Abstract
Transcription factors (TFs) often function as cis-regulatory modules (CRMs) including both master factors and mediator coactivators to activate enhancers or promoters and regulate target gene transcription. Cell type-specific ChIP-seq profiling of multiple TFs makes it feasible to infer functional CRMs for a particular cell type. Yet, approaches based on co-localization of TF ChIP-seq peaks to infer CRMs are applied but many weak binding events, especially of those mediators, are missed by peak callers, resulting in an incomplete identification of CRMs. We developed a ChIP-seq data-based CRM inference approach with Gibbs-Sampling (ChIP-GSM). In a Bayesian framework, ChIP-GSM samples read counts of TFs iteratively for the joint effect of each potential TF combination. Using inferred CRMs as novel features, ChIP-GSM employs a logistic regression model to predict active regulatory elements. Performance validation on FANTOM5 enhancer or promoter regions revealed the superior performance of CRMs on regulatory region activity prediction than TFs. Finally, integrating CRMs inferred for K562 cells and gene expression data we found that CRMs are likely to activate regulatory regions or genes at different time points to mediate distinct cellular functions.

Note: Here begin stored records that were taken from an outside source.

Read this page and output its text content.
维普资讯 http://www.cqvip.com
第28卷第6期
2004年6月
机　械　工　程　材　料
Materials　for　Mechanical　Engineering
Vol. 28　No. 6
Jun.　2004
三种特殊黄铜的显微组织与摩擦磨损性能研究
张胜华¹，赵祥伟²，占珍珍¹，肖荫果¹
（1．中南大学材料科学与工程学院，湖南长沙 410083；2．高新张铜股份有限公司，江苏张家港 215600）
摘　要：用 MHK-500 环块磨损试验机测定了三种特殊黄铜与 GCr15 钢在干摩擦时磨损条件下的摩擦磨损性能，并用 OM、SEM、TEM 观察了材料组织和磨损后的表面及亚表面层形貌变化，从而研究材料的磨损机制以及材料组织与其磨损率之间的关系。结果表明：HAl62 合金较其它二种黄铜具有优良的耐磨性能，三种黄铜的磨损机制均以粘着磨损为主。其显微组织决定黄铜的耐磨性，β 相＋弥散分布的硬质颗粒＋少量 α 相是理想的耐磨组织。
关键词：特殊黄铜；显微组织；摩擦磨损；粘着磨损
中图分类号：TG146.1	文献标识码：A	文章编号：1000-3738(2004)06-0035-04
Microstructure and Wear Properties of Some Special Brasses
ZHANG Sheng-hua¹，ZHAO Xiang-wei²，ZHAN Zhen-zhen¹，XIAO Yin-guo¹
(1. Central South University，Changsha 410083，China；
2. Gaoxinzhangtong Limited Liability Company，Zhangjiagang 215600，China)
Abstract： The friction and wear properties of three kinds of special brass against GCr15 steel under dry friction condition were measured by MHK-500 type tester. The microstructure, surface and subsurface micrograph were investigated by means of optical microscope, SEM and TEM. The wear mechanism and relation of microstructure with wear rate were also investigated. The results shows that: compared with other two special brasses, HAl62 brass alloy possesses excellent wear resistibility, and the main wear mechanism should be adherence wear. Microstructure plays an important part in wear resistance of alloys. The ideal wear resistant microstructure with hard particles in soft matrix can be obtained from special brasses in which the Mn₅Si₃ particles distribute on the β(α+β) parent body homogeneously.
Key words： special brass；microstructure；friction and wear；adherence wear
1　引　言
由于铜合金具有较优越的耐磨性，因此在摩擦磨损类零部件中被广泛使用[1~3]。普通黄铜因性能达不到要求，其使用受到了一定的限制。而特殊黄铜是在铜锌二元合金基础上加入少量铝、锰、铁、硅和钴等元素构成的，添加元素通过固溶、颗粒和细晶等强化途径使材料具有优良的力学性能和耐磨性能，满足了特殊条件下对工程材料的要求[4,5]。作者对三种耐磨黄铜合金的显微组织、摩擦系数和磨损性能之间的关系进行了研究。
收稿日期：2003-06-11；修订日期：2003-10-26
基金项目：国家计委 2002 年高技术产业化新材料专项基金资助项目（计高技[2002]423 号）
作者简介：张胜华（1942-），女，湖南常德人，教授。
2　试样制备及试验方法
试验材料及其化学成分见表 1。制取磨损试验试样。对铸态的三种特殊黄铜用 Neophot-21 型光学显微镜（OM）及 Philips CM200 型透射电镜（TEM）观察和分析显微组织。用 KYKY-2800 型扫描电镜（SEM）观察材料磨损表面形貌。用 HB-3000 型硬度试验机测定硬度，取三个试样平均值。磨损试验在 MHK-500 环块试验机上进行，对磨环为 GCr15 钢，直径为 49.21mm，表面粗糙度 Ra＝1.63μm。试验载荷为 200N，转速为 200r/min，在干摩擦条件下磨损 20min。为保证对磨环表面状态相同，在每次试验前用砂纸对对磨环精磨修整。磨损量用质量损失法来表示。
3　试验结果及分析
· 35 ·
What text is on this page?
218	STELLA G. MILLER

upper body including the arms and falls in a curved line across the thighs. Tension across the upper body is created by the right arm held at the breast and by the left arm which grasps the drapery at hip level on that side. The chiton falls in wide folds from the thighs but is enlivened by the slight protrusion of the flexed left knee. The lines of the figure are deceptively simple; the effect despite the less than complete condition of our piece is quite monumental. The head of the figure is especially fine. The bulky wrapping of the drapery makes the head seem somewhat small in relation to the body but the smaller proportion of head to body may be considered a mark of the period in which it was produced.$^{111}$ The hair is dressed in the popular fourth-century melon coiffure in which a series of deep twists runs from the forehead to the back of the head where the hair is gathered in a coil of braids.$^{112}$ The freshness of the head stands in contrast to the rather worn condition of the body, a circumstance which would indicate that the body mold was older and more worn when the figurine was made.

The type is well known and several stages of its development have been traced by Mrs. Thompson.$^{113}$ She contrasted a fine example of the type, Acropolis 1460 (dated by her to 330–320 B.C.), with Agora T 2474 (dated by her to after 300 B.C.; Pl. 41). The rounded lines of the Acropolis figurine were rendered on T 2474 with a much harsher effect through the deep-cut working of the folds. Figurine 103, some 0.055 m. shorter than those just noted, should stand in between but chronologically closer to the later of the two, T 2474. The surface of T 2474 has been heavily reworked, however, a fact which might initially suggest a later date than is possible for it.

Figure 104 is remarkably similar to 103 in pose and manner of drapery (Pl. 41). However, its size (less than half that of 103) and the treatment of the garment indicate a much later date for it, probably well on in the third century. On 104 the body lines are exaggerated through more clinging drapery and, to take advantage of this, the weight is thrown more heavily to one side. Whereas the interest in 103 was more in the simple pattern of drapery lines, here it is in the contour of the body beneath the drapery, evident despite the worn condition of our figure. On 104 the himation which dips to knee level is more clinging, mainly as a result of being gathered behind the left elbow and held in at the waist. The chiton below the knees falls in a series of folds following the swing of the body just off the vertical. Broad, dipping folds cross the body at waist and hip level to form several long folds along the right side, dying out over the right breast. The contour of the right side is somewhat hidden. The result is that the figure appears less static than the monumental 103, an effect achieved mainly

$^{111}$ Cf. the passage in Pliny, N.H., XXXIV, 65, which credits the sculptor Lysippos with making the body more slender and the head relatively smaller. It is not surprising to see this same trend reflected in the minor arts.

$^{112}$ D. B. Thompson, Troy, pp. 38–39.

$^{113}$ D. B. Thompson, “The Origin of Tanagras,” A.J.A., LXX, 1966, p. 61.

Author Summary Accurately inferring cis-regulatory modules (CRMs) from a large set of TFs is a challenging task because the binding signals of TFs are often weak, noisy and sensitive to the cellular environment. Nevertheless, investigating TF associations may help understand the difference between enhancer and promoter activation mechanisms. In this paper, we develop a computational method (ChIP-GSM) to infer CRMs acting on regulatory elements at enhancer and promote regions. The novel method is built upon a Bayesian framework with Gibbs sampling that can be used to infer CRMs reliably hence to predict regulatory elements. The performance of ChIP-GSM is compared to that of existing methods, demonstrating its improved performance. Experimental results demonstrate that CRMs identified by ChIP-GSM are likely activating regulatory regions at different time points to mediate distinct cellular functions.
Competing Interest Statement
The authors have declared no competing interest.